Television: The X-Files, "My Struggle"

"Mulder!" "Scully!" "Mulder . . .?" "Scully."

I'm a day behind on the launch of a very tardy season of what used to be one of my all-time favorite shows because my DVR recorded a bunch of football commentary.

I have a very special relationship with The X-Files. My best friend and I would write letters to one another in which I pretended to be Chris Carter and she was "the Crew." My final project as an undergrad was an X-Files spec. And I dined out at conventions as a well-known fanfic author (back when there were fanzines; now it's all online).

Anyway. I had reservations when I heard X-Files was returning. Could it be updated in a way that would work? And still hold all its original intensity?

Weeeellll . . .

I realize they have to acknowledge everything that has happened—that Fox and Dana have a child, that Fox is a depressed recluse, etc. But I almost wish they hadn't. I wish we could just go back to when the show was really good and pick up from there. It's a vain hope, but there you have it.

By the way, picking up where you left off means potential new viewers won't have any idea what the fuck is going on, your opening narration notwithstanding.

But let's talk about the episode itself. Scully gets a call and contacts Mulder to let him know Skinner wants him to meet Jeff Winger Tad O'Malley, a conspiracy theorist with a television audience. Mulder asks the very valid question of, "Why didn't he just call me directly?" and Scully tells him, "No one knows how to reach you." What she doesn't say is: "Because this is how we get roped into working together to incite this plot."

Seriously, though, Joel McHale is playing Jeff Winger from Community here. And when I started to imagine the whole episode as something Abed was daydreaming, it got a lot more entertaining. It actually felt more like that than like a for real episode of The X-Files. I wanted a scene in which Abed snaps to and finds Jeff starting at him like, "Earth to Abed."

Okay, so Tad takes Mulder and Scully to meet a woman who has suffered multiple abductions, and who claims to have been made pregnant many times only to have the babies taken from her. But then the whole thing devolves into, "It's not aliens! It's our own government doing secret experiments using alien technology and DNA!"

You see, the episode is peppered with flashbacks to Roswell. The alien whose ship crashed is shot by military, but now the US government has the body, and the ship, and can go to town playing with all that shit. Why not try to create alien-human hybrids?

Scully tests the woman for alien DNA but the results are negative. She tests herself too, also negative. But then she runs the tests again and presto! Positive!

I would think you'd have to run them a third time, right? Like, one negative and one positive really means you still don't know. You'd need best of three at a minimum, and to be more sure you'd need a lot more tests. Right?

Whatever. Tad ends up off the air and the woman (Sveta) recants her claims of having been abducted. Then we see Smoking Man and know . . . Something. That he's alive, for one thing, and probably going to try and stop Mulder and Scully from learning anything useful.
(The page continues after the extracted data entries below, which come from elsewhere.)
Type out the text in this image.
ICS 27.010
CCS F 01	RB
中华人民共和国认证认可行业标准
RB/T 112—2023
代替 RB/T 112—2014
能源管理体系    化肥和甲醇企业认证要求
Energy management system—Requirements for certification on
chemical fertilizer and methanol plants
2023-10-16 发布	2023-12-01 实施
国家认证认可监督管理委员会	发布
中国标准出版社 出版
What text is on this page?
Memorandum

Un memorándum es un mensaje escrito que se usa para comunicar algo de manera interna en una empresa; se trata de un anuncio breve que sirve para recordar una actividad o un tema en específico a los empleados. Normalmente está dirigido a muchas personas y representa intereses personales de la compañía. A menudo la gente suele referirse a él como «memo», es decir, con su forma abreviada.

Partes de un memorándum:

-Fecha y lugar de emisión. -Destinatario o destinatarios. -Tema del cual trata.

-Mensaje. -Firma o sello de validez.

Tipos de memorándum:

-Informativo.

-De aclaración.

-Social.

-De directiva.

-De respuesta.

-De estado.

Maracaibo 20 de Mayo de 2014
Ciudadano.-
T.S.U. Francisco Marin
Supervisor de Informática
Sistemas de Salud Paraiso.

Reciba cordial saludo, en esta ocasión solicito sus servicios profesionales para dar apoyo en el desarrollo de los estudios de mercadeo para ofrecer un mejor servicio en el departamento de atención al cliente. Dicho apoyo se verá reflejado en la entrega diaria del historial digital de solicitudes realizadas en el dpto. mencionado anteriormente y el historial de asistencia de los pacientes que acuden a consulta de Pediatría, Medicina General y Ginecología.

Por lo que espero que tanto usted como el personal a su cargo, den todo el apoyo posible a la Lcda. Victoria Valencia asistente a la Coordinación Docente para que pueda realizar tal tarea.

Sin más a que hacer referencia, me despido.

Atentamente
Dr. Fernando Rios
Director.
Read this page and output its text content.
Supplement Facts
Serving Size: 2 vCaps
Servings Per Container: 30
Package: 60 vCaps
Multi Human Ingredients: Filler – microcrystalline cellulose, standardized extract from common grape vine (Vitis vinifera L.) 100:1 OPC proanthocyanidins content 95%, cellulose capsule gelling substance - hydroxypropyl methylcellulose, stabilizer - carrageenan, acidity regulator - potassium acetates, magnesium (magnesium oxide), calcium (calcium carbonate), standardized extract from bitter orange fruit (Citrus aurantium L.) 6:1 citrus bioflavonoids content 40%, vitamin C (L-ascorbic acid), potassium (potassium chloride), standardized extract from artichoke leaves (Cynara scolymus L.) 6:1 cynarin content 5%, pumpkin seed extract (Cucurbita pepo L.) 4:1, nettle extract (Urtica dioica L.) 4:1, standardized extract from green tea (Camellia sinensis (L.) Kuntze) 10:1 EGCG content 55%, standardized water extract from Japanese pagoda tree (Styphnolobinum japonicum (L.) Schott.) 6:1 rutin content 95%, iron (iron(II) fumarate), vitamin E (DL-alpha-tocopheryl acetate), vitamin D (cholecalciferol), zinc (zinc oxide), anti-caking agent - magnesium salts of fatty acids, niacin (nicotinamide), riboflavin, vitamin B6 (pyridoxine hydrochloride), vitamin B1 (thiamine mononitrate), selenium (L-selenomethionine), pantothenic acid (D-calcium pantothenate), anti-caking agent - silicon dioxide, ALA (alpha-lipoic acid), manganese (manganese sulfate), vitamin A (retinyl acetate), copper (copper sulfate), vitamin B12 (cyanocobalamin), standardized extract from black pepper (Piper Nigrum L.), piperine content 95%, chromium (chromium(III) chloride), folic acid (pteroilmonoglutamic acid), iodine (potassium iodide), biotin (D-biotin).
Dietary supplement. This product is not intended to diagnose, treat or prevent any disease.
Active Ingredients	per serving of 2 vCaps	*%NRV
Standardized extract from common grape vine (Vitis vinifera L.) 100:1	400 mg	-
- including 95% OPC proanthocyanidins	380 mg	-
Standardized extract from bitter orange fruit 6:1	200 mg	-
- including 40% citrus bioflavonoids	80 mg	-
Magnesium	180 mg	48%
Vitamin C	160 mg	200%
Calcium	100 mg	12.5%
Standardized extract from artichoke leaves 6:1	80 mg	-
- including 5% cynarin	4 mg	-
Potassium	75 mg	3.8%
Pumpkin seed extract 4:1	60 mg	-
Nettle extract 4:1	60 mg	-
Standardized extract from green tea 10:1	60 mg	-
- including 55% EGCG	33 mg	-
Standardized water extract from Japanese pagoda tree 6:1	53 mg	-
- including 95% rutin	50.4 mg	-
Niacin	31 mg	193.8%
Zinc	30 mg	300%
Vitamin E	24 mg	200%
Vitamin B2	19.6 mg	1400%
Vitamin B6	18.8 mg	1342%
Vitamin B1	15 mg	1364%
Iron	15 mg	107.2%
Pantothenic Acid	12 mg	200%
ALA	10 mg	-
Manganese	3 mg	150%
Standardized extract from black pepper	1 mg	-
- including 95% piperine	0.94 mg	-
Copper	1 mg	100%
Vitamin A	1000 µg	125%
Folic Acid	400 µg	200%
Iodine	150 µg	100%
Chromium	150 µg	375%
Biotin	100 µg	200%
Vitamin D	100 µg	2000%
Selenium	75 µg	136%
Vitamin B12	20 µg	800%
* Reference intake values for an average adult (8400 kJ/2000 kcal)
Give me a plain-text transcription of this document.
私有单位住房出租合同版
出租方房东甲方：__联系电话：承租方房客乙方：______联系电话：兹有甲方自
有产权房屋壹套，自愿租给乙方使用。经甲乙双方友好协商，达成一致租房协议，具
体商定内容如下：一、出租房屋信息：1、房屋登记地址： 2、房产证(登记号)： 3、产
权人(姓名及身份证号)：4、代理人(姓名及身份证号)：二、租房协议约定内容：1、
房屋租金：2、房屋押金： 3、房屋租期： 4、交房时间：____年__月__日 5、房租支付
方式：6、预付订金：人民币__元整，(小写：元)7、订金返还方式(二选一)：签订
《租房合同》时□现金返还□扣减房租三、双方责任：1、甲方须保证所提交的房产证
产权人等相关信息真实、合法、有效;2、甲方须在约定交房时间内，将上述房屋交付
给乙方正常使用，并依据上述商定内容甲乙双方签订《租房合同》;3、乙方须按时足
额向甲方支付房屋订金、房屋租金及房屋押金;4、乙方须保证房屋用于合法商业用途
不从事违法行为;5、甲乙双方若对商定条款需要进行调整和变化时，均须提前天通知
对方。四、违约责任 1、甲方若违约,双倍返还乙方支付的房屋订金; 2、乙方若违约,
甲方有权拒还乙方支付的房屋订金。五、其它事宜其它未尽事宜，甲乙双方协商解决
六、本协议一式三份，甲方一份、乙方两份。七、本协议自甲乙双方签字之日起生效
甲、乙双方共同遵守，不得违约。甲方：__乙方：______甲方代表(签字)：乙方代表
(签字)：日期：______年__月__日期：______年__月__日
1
By the way, was I supposed to think Scully and Tad were, like, going out on a date? What was that about?

I see why this episode exists. It sets up the conspiracy thing, brings Mulder and Scully back together, and gives them a personal stake (Scully's alien DNA). But it still wasn't all that good. There was some really clunky dialogue in there, and there wasn't any satisfactory payoff. I know you can't resolve everything, but you should at least resolve something in order to gratify viewers. That didn't happen here.

I'll try to watch the next one in the next day or so. Hoping we only go up from here.